Advanced retinal imaging faces significant technical barriers when monitoring neurological disease progression, potentially compromising clinical decision-making for patients who need it most. This reality becomes particularly problematic for conditions like neuromyelitis optica spectrum disorders, where visual pathway damage often coincides with the need for precise retinal measurements to track disease activity.
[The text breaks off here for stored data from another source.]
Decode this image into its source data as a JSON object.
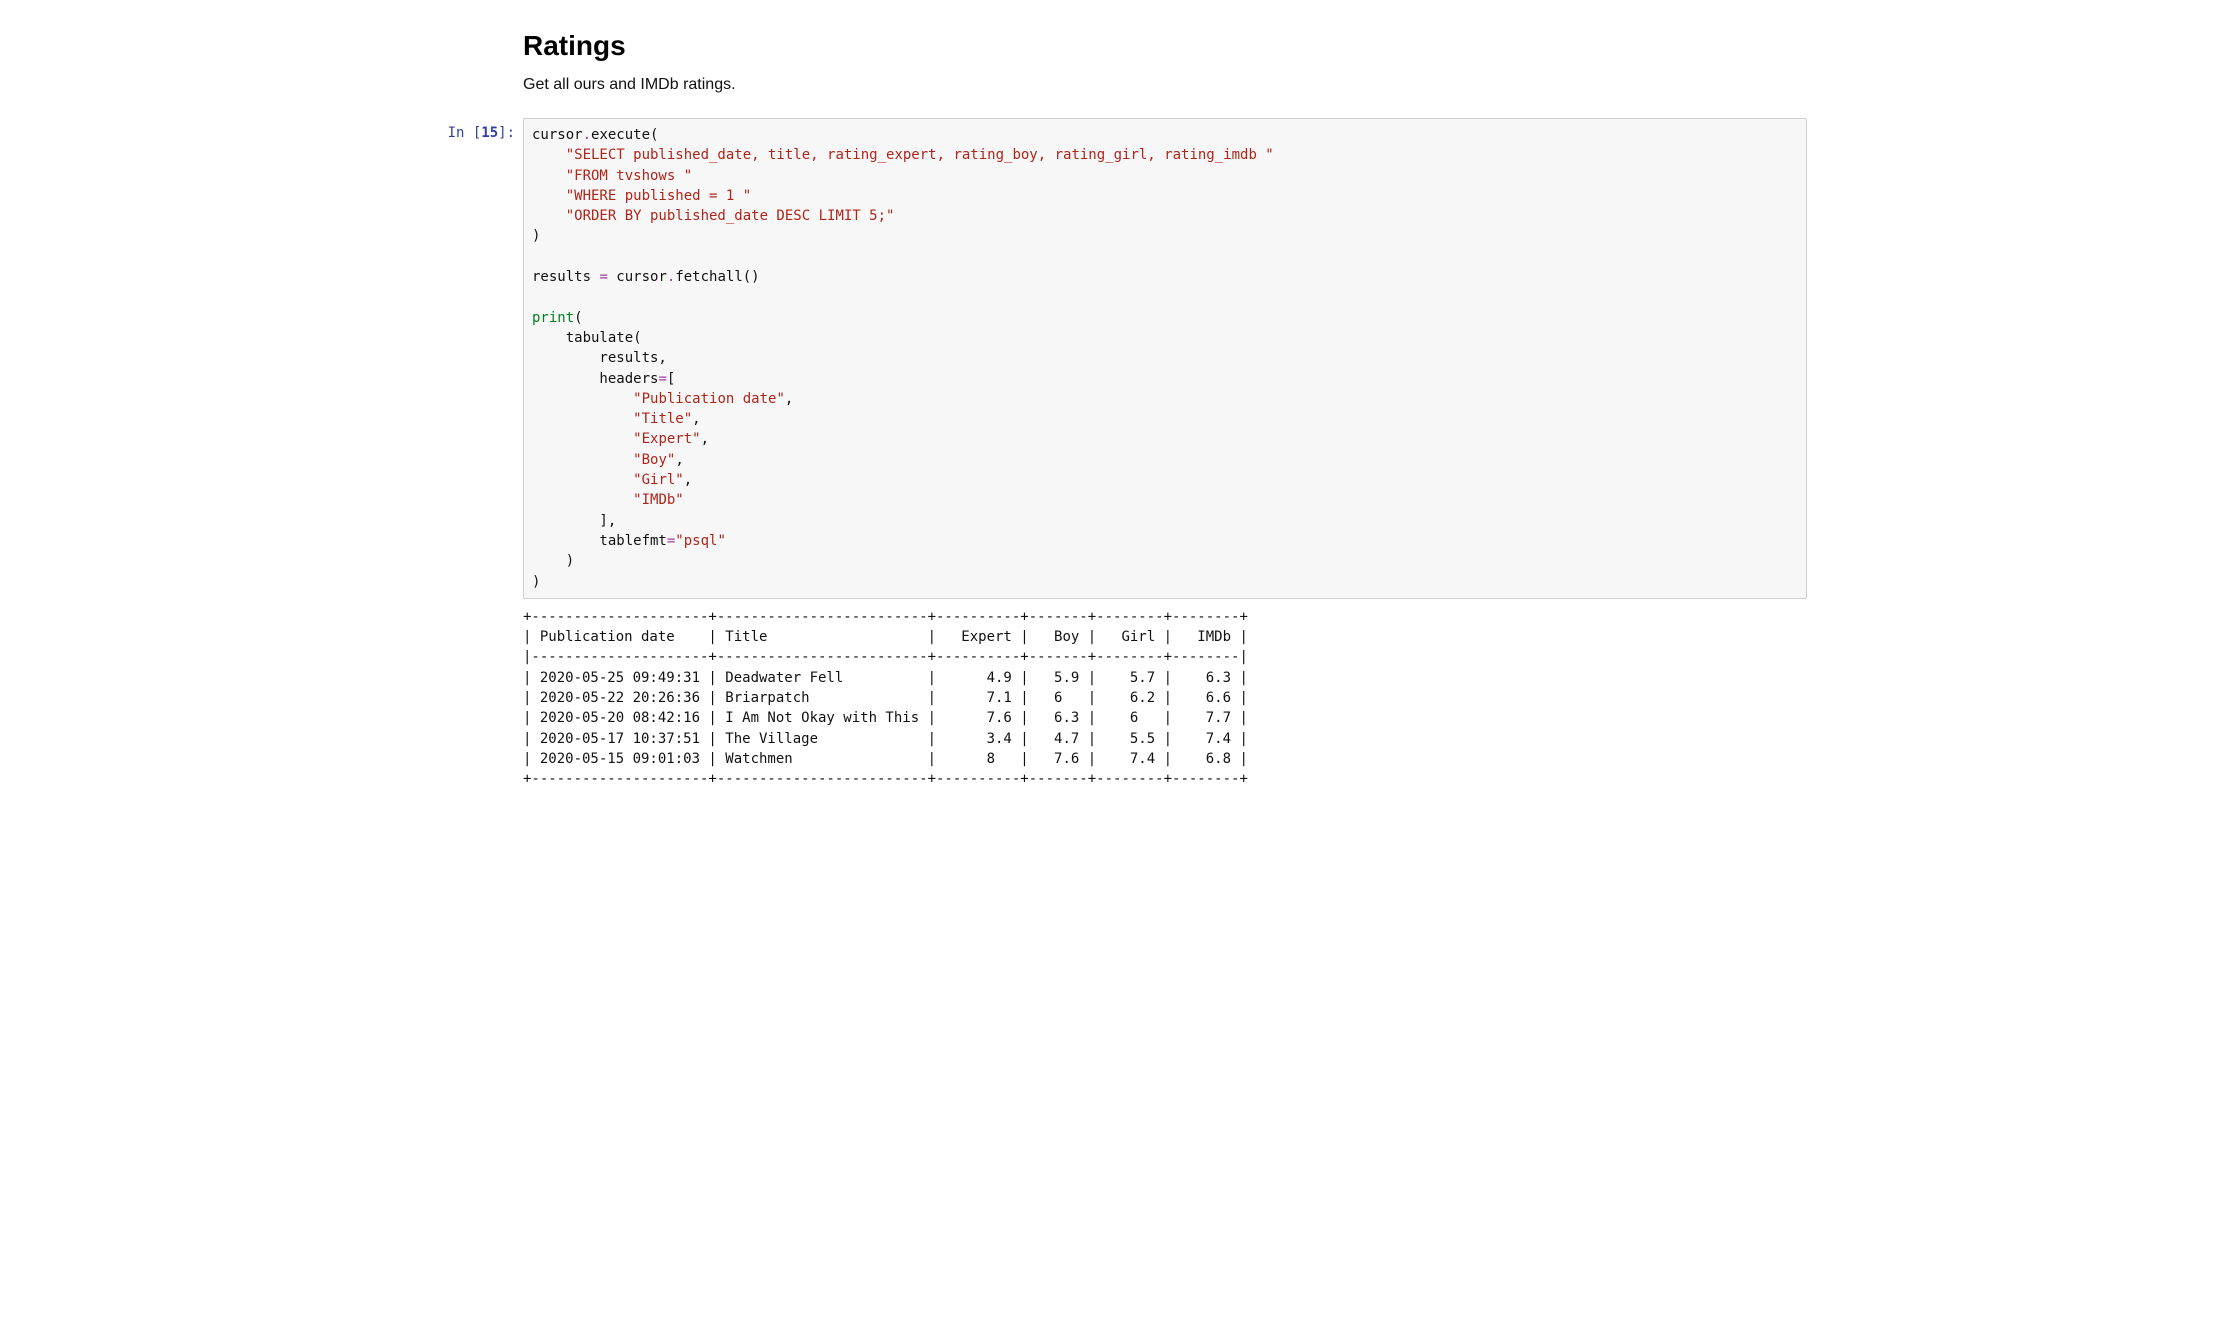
{
  "heading": "Ratings",
  "description": "Get all ours and IMDb ratings.",
  "prompt": {
    "in_label": "In [",
    "in_number": "15",
    "in_close": "]:"
  },
  "code": {
    "l01a": "cursor",
    "l01b": ".",
    "l01c": "execute(",
    "l02": "\"SELECT published_date, title, rating_expert, rating_boy, rating_girl, rating_imdb \"",
    "l03": "\"FROM tvshows \"",
    "l04": "\"WHERE published = 1 \"",
    "l05": "\"ORDER BY published_date DESC LIMIT 5;\"",
    "l06": ")",
    "l07": "",
    "l08a": "results ",
    "l08b": "=",
    "l08c": " cursor",
    "l08d": ".",
    "l08e": "fetchall()",
    "l09": "",
    "l10a": "print",
    "l10b": "(",
    "l11": "    tabulate(",
    "l12": "        results,",
    "l13a": "        headers",
    "l13b": "=",
    "l13c": "[",
    "l14": "\"Publication date\"",
    "l14b": ",",
    "l15": "\"Title\"",
    "l15b": ",",
    "l16": "\"Expert\"",
    "l16b": ",",
    "l17": "\"Boy\"",
    "l17b": ",",
    "l18": "\"Girl\"",
    "l18b": ",",
    "l19": "\"IMDb\"",
    "l20": "        ],",
    "l21a": "        tablefmt",
    "l21b": "=",
    "l21c": "\"psql\"",
    "l22": "    )",
    "l23": ")"
  },
  "output": "+---------------------+-------------------------+----------+-------+--------+--------+\n| Publication date    | Title                   |   Expert |   Boy |   Girl |   IMDb |\n|---------------------+-------------------------+----------+-------+--------+--------|\n| 2020-05-25 09:49:31 | Deadwater Fell          |      4.9 |   5.9 |    5.7 |    6.3 |\n| 2020-05-22 20:26:36 | Briarpatch              |      7.1 |   6   |    6.2 |    6.6 |\n| 2020-05-20 08:42:16 | I Am Not Okay with This |      7.6 |   6.3 |    6   |    7.7 |\n| 2020-05-17 10:37:51 | The Village             |      3.4 |   4.7 |    5.5 |    7.4 |\n| 2020-05-15 09:01:03 | Watchmen                |      8   |   7.6 |    7.4 |    6.8 |\n+---------------------+-------------------------+----------+-------+--------+--------+",
  "chart_data": {
    "type": "table",
    "columns": [
      "Publication date",
      "Title",
      "Expert",
      "Boy",
      "Girl",
      "IMDb"
    ],
    "rows": [
      [
        "2020-05-25 09:49:31",
        "Deadwater Fell",
        4.9,
        5.9,
        5.7,
        6.3
      ],
      [
        "2020-05-22 20:26:36",
        "Briarpatch",
        7.1,
        6,
        6.2,
        6.6
      ],
      [
        "2020-05-20 08:42:16",
        "I Am Not Okay with This",
        7.6,
        6.3,
        6,
        7.7
      ],
      [
        "2020-05-17 10:37:51",
        "The Village",
        3.4,
        4.7,
        5.5,
        7.4
      ],
      [
        "2020-05-15 09:01:03",
        "Watchmen",
        8,
        7.6,
        7.4,
        6.8
      ]
    ]
  }
}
Analysis of over 3,000 optical coherence tomography scans from 539 patients across 22 international centers revealed substantial quality control challenges. Severely vision-impaired eyes showed rejection rates of 28.9% for peripapillary scans and 41.6% for macular scans, compared to just 10.7% and 14.6% respectively in eyes with better vision. Overall, approximately one in six scans failed quality standards using established OSCAR-IB criteria across three major OCT platforms.
These findings expose a critical blind spot in neurological monitoring protocols. OCT has emerged as a valuable biomarker for tracking neuroaxonal damage in conditions affecting the visual pathway, offering non-invasive insights into disease progression. However, the technology appears least reliable precisely when patients have the most advanced disease requiring careful monitoring. The higher failure rates in macular versus peripapillary scanning (20.1% vs 14.5%) suggest anatomical factors compound the technical challenges. This represents more than a technical inconvenience—failed scans can delay treatment adjustments and compromise longitudinal disease tracking. The international scope of these quality issues indicates they transcend individual center expertise or equipment variations, pointing toward fundamental limitations in current OCT technology when applied to severely compromised visual systems.